Este tema me toca muy de cerca porque ya he vivido todos los extremos: veranos de sofá, helado y lumbalgia, y veranos de “bootcamp espiritu‑fit” donde hacía más burpees que respiraciones profundas. Ni una cosa ni la otra me sentaron bien. El punto de inflexión fue un agosto en el que volví de diez días de playa con la espalda destrozada, el cuello bloqueado y una sensación rarísima: había “descansado”… pero mi cuerpo estaba peor que al empezar. En ese momento decidí que yo no volvía a pasar unas vacaciones así.

Desde entonces, empecé a diseñar mis propias vacaciones activas: incorpora el pilates a tus días soleados dejó de ser solo una frase bonita y pasó a ser una especie de regla personal. No para “compensar” lo que como, ni para colgar el típico vídeo de “sunset pilates” en redes, sino porque descubrí que, si dejo totalmente de moverme, mi cuerpo me manda la factura con intereses.

Lo que me irrita es ver cómo la industria del wellness ha cogido algo tan poderoso como el pilates y lo ha convertido en atrezo veraniego: fotos en bikini haciendo un teaser imposible sobre una tabla de paddle surf, hoteles que venden “clase de pilates” cuando lo que dan es un estiramiento flojo sin pies ni cabeza, retiros carísimos que prometen “reset total” y acaban siendo la misma secuencia en bucle con palabras huecas. Ahí es donde me sale la vena de llamar bullshit sin filtro.

Si tu pilates veraniego solo vive en Instagram, no son vacaciones activas: es puro postureo

Mi postura es clara: incorporar el pilates a tus días soleados puede transformar tus vacaciones, pero solo si lo haces con intención y honestidad. Lo demás es marketing con esterilla.

Ideas clave (por si quieres ir al grano)

  • Descansar no es abandonar el cuerpo: unas vacaciones activas con pilates pueden darte un descanso más profundo que diez días de tumbona pasiva.
  • La mayoría de ofertas “pilates en el resort” son humo: sin técnica, sin progresión y sin respeto por el calor, el jet lag y la realidad del cuerpo.
  • Las nuevas tendencias (retreats, apps, “pilates girl summer”) pueden ser oro o basura según cómo las uses.
  • Un plan mínimo inteligente (20-30 minutos al día, bien planteados) marca más diferencia que cualquier reto extremo de verano.

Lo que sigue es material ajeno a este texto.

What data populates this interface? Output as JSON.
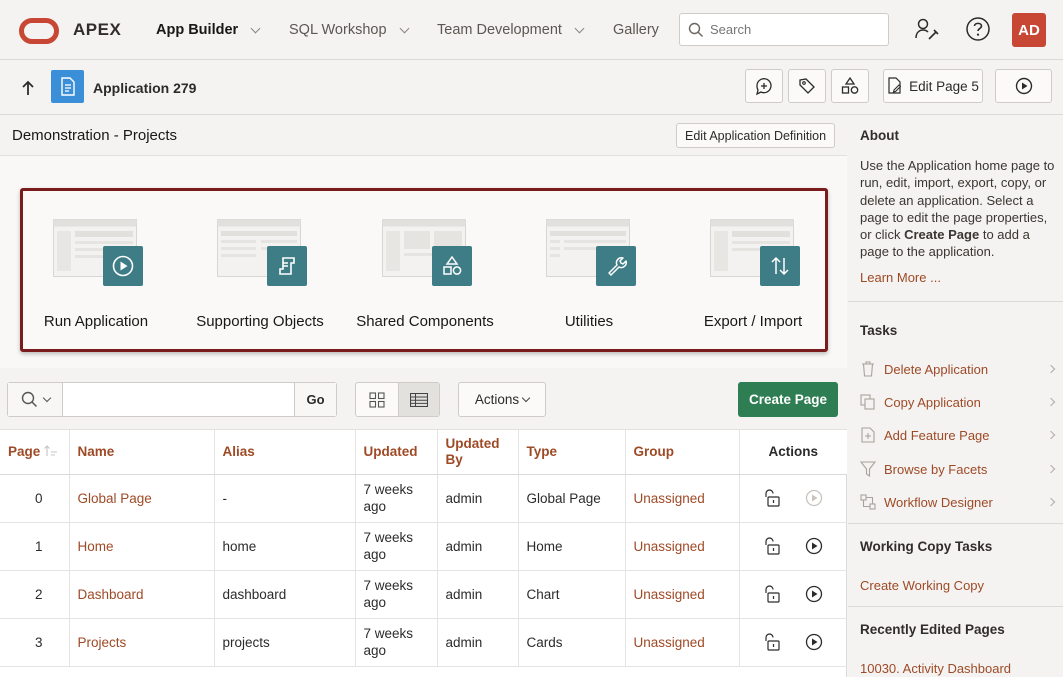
{
  "topnav": {
    "logo_text": "APEX",
    "items": [
      {
        "label": "App Builder",
        "has_menu": true,
        "active": true
      },
      {
        "label": "SQL Workshop",
        "has_menu": true
      },
      {
        "label": "Team Development",
        "has_menu": true
      },
      {
        "label": "Gallery",
        "has_menu": false
      }
    ],
    "search_placeholder": "Search",
    "avatar_initials": "AD"
  },
  "subbar": {
    "application_title": "Application 279",
    "edit_page_label": "Edit Page 5"
  },
  "region": {
    "title": "Demonstration - Projects",
    "edit_definition_label": "Edit Application Definition"
  },
  "tiles": [
    {
      "label": "Run Application",
      "icon": "play-icon"
    },
    {
      "label": "Supporting Objects",
      "icon": "scroll-icon"
    },
    {
      "label": "Shared Components",
      "icon": "shapes-icon"
    },
    {
      "label": "Utilities",
      "icon": "wrench-icon"
    },
    {
      "label": "Export / Import",
      "icon": "up-down-arrows-icon"
    }
  ],
  "toolbar": {
    "go_label": "Go",
    "actions_label": "Actions",
    "create_page_label": "Create Page"
  },
  "table": {
    "headers": {
      "page": "Page",
      "name": "Name",
      "alias": "Alias",
      "updated": "Updated",
      "updated_by": "Updated By",
      "type": "Type",
      "group": "Group",
      "actions": "Actions"
    },
    "rows": [
      {
        "page": "0",
        "name": "Global Page",
        "alias": "-",
        "updated": "7 weeks ago",
        "updated_by": "admin",
        "type": "Global Page",
        "group": "Unassigned",
        "run_enabled": false
      },
      {
        "page": "1",
        "name": "Home",
        "alias": "home",
        "updated": "7 weeks ago",
        "updated_by": "admin",
        "type": "Home",
        "group": "Unassigned",
        "run_enabled": true
      },
      {
        "page": "2",
        "name": "Dashboard",
        "alias": "dashboard",
        "updated": "7 weeks ago",
        "updated_by": "admin",
        "type": "Chart",
        "group": "Unassigned",
        "run_enabled": true
      },
      {
        "page": "3",
        "name": "Projects",
        "alias": "projects",
        "updated": "7 weeks ago",
        "updated_by": "admin",
        "type": "Cards",
        "group": "Unassigned",
        "run_enabled": true
      }
    ]
  },
  "sidebar": {
    "about_title": "About",
    "about_text_1": "Use the Application home page to run, edit, import, export, copy, or delete an application. Select a page to edit the page properties, or click ",
    "about_text_bold": "Create Page",
    "about_text_2": " to add a page to the application.",
    "learn_more": "Learn More ...",
    "tasks_title": "Tasks",
    "tasks": [
      {
        "label": "Delete Application",
        "icon": "trash-icon"
      },
      {
        "label": "Copy Application",
        "icon": "copy-icon"
      },
      {
        "label": "Add Feature Page",
        "icon": "add-page-icon"
      },
      {
        "label": "Browse by Facets",
        "icon": "filter-icon"
      },
      {
        "label": "Workflow Designer",
        "icon": "workflow-icon"
      }
    ],
    "working_copy_title": "Working Copy Tasks",
    "create_working_copy": "Create Working Copy",
    "recent_title": "Recently Edited Pages",
    "recent_items": [
      "10030. Activity Dashboard"
    ]
  },
  "colors": {
    "brand_red": "#c74634",
    "link": "#9e4a26",
    "teal_badge": "#3e7d86",
    "create_green": "#2f7d52",
    "highlight_frame": "#7a1c1c"
  }
}
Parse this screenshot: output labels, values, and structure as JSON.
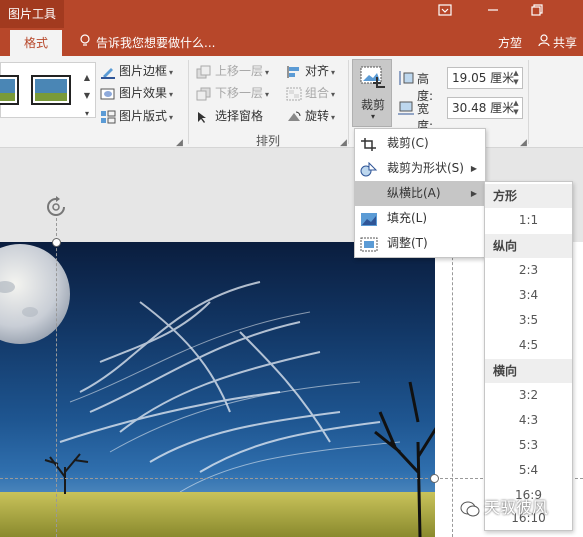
{
  "app": {
    "context_tab": "图片工具",
    "active_tab": "格式",
    "tell_me": "告诉我您想要做什么...",
    "user": "方堃",
    "share": "共享",
    "window_controls": [
      "ribbon-display-icon",
      "minimize-icon",
      "restore-icon"
    ]
  },
  "ribbon": {
    "picture_styles": {
      "border": "图片边框",
      "effects": "图片效果",
      "layout": "图片版式"
    },
    "arrange": {
      "bring_forward": "上移一层",
      "send_backward": "下移一层",
      "selection_pane": "选择窗格",
      "align": "对齐",
      "group": "组合",
      "rotate": "旋转",
      "group_label": "排列"
    },
    "crop_button": "裁剪",
    "size": {
      "height_label": "高度:",
      "height_value": "19.05 厘米",
      "width_label": "宽度:",
      "width_value": "30.48 厘米"
    }
  },
  "crop_menu": {
    "items": [
      {
        "label": "裁剪(C)",
        "icon": "crop-icon"
      },
      {
        "label": "裁剪为形状(S)",
        "icon": "shapes-icon",
        "has_submenu": true
      },
      {
        "label": "纵横比(A)",
        "icon": "",
        "has_submenu": true,
        "highlighted": true
      },
      {
        "label": "填充(L)",
        "icon": "fill-icon"
      },
      {
        "label": "调整(T)",
        "icon": "fit-icon"
      }
    ]
  },
  "aspect_submenu": {
    "square_header": "方形",
    "square": [
      "1:1"
    ],
    "portrait_header": "纵向",
    "portrait": [
      "2:3",
      "3:4",
      "3:5",
      "4:5"
    ],
    "landscape_header": "横向",
    "landscape": [
      "3:2",
      "4:3",
      "5:3",
      "5:4",
      "16:9",
      "16:10"
    ]
  },
  "watermark": "天驭彼风",
  "colors": {
    "title_bar": "#b7472a",
    "ribbon": "#f3f3f3",
    "menu_highlight": "#c6c6c6"
  }
}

Quién soy yo para opinar así de tus vacaciones

Llevo más de una década metido hasta el cuello en el mundo del movimiento: primero como practicante empedernido de yoga, luego como alumno obsesivo de pilates y, al final, como profesor de ambas cosas. He entrenado en estudios clásicos de pilates con reformer destartalados pero mágicos, he pasado por cadenas “premium” donde el marketing pesaba más que la técnica, y he dado clase en playas, azoteas, salas de hotel y salones de apartamento alquilado.

He visto a gente llegar a un retiro con dolor crónico de espalda y volverse a casa con otra relación con su cuerpo. Y también he visto a turistas salir peor de la espalda de un “taller de core” improvisado en la piscina del hotel que de un vuelo transoceánico. He cometido todos los errores: veranos sin mover un dedo, veranos entrenando como si el mundo se fuera a acabar, veranos intentando “mantener el nivel” de estudio como si mi cuerpo no tuviera derecho a otra cosa que no fuera exigencia.

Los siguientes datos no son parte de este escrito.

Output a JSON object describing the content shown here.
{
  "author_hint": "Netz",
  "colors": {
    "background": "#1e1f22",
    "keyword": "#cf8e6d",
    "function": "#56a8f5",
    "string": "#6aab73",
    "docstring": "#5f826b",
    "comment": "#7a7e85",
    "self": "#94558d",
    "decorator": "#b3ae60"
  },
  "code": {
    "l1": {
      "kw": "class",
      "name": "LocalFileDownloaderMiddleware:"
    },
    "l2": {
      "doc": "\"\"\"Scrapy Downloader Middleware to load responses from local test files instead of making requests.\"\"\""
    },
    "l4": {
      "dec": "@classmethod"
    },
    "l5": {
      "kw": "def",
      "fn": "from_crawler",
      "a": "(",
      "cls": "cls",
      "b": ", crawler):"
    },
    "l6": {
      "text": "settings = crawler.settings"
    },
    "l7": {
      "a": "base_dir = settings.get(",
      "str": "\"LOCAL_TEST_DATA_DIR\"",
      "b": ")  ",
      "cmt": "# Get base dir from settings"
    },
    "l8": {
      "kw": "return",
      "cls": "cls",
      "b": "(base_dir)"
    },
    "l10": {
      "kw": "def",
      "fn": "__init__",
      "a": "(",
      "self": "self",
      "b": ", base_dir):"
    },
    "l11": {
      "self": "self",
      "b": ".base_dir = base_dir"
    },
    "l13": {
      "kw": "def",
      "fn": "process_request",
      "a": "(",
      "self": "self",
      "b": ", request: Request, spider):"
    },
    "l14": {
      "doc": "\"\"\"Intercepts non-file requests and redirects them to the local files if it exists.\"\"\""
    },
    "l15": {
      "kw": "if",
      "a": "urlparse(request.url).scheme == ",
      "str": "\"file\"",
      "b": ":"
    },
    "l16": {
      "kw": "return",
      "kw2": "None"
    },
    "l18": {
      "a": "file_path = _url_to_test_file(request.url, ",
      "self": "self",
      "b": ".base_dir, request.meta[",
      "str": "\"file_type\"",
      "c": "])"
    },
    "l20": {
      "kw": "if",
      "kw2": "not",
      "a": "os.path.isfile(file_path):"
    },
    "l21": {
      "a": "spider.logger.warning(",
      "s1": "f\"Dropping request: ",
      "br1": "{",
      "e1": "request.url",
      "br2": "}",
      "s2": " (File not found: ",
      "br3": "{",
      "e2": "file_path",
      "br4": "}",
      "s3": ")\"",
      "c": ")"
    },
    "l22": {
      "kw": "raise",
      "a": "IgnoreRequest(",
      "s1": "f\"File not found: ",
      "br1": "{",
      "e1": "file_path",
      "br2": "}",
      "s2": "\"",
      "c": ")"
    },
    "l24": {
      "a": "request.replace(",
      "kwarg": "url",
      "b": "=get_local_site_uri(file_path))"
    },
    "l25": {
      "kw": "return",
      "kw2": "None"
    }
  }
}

Hoy mis estándares son muy claros: si algo dice ser pilates y no respeta la alineación, la respiración, el trabajo profundo del centro y el cuidado articular, no lo compro. Y si unas vacaciones activas no me dejan más descansado de mente y más integrado de cuerpo al volver, no las repito.

El mito tóxico de las vacaciones “para no hacer nada”

Hay una narrativa muy instalada: “todo el año corriendo, en vacaciones no hago nada”. Suena liberador, pero en la práctica suele traducirse en horas de tumbona, alcohol diario “porque estoy de vacaciones”, sueño desordenado, cero atención al cuerpo… y luego sorpresa: cervicales como piedras, lumbares cargadas, rodillas hinchadas después de caminar por la ciudad con chanclas de 5 €.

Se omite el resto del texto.